Abstract

The Arctic's Barrow Canyon, located in the northeastern Chukchi and western Beaufort seas, supports a rich and diverse benthic ecosystem and is often termed an ecological “hotspot” of productivity. Within and adjacent to Barrow Canyon, the epibenthic invertebrate communities vary, with biomass and taxonomic distributions related to habitat variation. Here we asked if the patterns observed are due to Barrow Canyon's variation in near-seafloor physical hydrography, and whether differences in taxonomic distribution also reflect differences in functional properties of the epibenthic invertebrate community. Data were collected using a standardized 83–112 bottom trawl during two surveys in and adjacent to Barrow Canyon: the northeast Chukchi Sea survey in 2013 and the western Beaufort Sea survey in 2008. A portion of the Beaufort Sea survey also used a liner to retain smaller organisms.
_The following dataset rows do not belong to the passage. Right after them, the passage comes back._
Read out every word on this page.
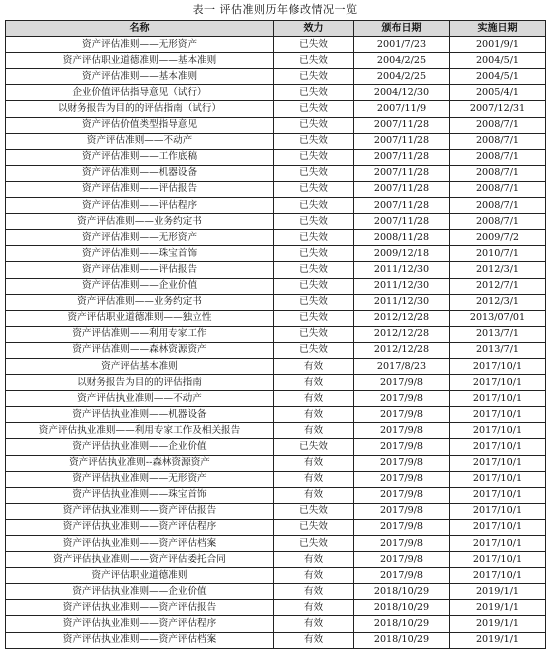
表一 评估准则历年修改情况一览
名称	效力	颁布日期	实施日期
资产评估准则——无形资产	已失效	2001/7/23	2001/9/1
资产评估职业道德准则——基本准则	已失效	2004/2/25	2004/5/1
资产评估准则——基本准则	已失效	2004/2/25	2004/5/1
企业价值评估指导意见（试行）	已失效	2004/12/30	2005/4/1
以财务报告为目的的评估指南（试行）	已失效	2007/11/9	2007/12/31
资产评估价值类型指导意见	已失效	2007/11/28	2008/7/1
资产评估准则——不动产	已失效	2007/11/28	2008/7/1
资产评估准则——工作底稿	已失效	2007/11/28	2008/7/1
资产评估准则——机器设备	已失效	2007/11/28	2008/7/1
资产评估准则——评估报告	已失效	2007/11/28	2008/7/1
资产评估准则——评估程序	已失效	2007/11/28	2008/7/1
资产评估准则——业务约定书	已失效	2007/11/28	2008/7/1
资产评估准则——无形资产	已失效	2008/11/28	2009/7/2
资产评估准则——珠宝首饰	已失效	2009/12/18	2010/7/1
资产评估准则——评估报告	已失效	2011/12/30	2012/3/1
资产评估准则——企业价值	已失效	2011/12/30	2012/7/1
资产评估准则——业务约定书	已失效	2011/12/30	2012/3/1
资产评估职业道德准则——独立性	已失效	2012/12/28	2013/07/01
资产评估准则——利用专家工作	已失效	2012/12/28	2013/7/1
资产评估准则——森林资源资产	已失效	2012/12/28	2013/7/1
资产评估基本准则	有效	2017/8/23	2017/10/1
以财务报告为目的的评估指南	有效	2017/9/8	2017/10/1
资产评估执业准则——不动产	有效	2017/9/8	2017/10/1
资产评估执业准则——机器设备	有效	2017/9/8	2017/10/1
资产评估执业准则——利用专家工作及相关报告	有效	2017/9/8	2017/10/1
资产评估执业准则——企业价值	已失效	2017/9/8	2017/10/1
资产评估执业准则--森林资源资产	有效	2017/9/8	2017/10/1
资产评估执业准则——无形资产	有效	2017/9/8	2017/10/1
资产评估执业准则——珠宝首饰	有效	2017/9/8	2017/10/1
资产评估执业准则——资产评估报告	已失效	2017/9/8	2017/10/1
资产评估执业准则——资产评估程序	已失效	2017/9/8	2017/10/1
资产评估执业准则——资产评估档案	已失效	2017/9/8	2017/10/1
资产评估执业准则——资产评估委托合同	有效	2017/9/8	2017/10/1
资产评估职业道德准则	有效	2017/9/8	2017/10/1
资产评估执业准则——企业价值	有效	2018/10/29	2019/1/1
资产评估执业准则——资产评估报告	有效	2018/10/29	2019/1/1
资产评估执业准则——资产评估程序	有效	2018/10/29	2019/1/1
资产评估执业准则——资产评估档案	有效	2018/10/29	2019/1/1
A suite of nine environmental variables were examined, that included depth, bottom water temperature, bottom hardness as measured by acoustics, and circulation model hindcast current speed. They explained 18–47% of observed variance for each of the three data sets (Chukchi Sea, Beaufort Sea lined net (LN), Beaufort Sea unlined net (UN)). In the Chukchi Sea, bottom hardness and depth were significant variables. In the Beaufort Sea LN hauls, depth, bottom temperature, and the mean current speed on the day of sampling were significant variables and in the Beaufort Sea UN hauls, depth was the only significant variable. Of the 150+ collected taxa from each survey, ~20 made up 90% of the total biomass in the Beaufort and Chukchi Seas, and six of the 20 taxa were common to both study areas. We used biological traits analysis (BTA) of body morphology, trophic, and reproductive traits to further characterize the epibenthos at the head of Barrow Canyon in the Chukchi Sea and into Barrow Canyon in the Beaufort Sea. Although the Chukchi and Beaufort seas differed taxonomically in abundance and distribution, they were functionally similar based on the biological traits we examined. A traits analysis can advance knowledge of a community of organisms; however, it is most informative if used as a complement to a taxonomic composition analysis of abundance and distribution.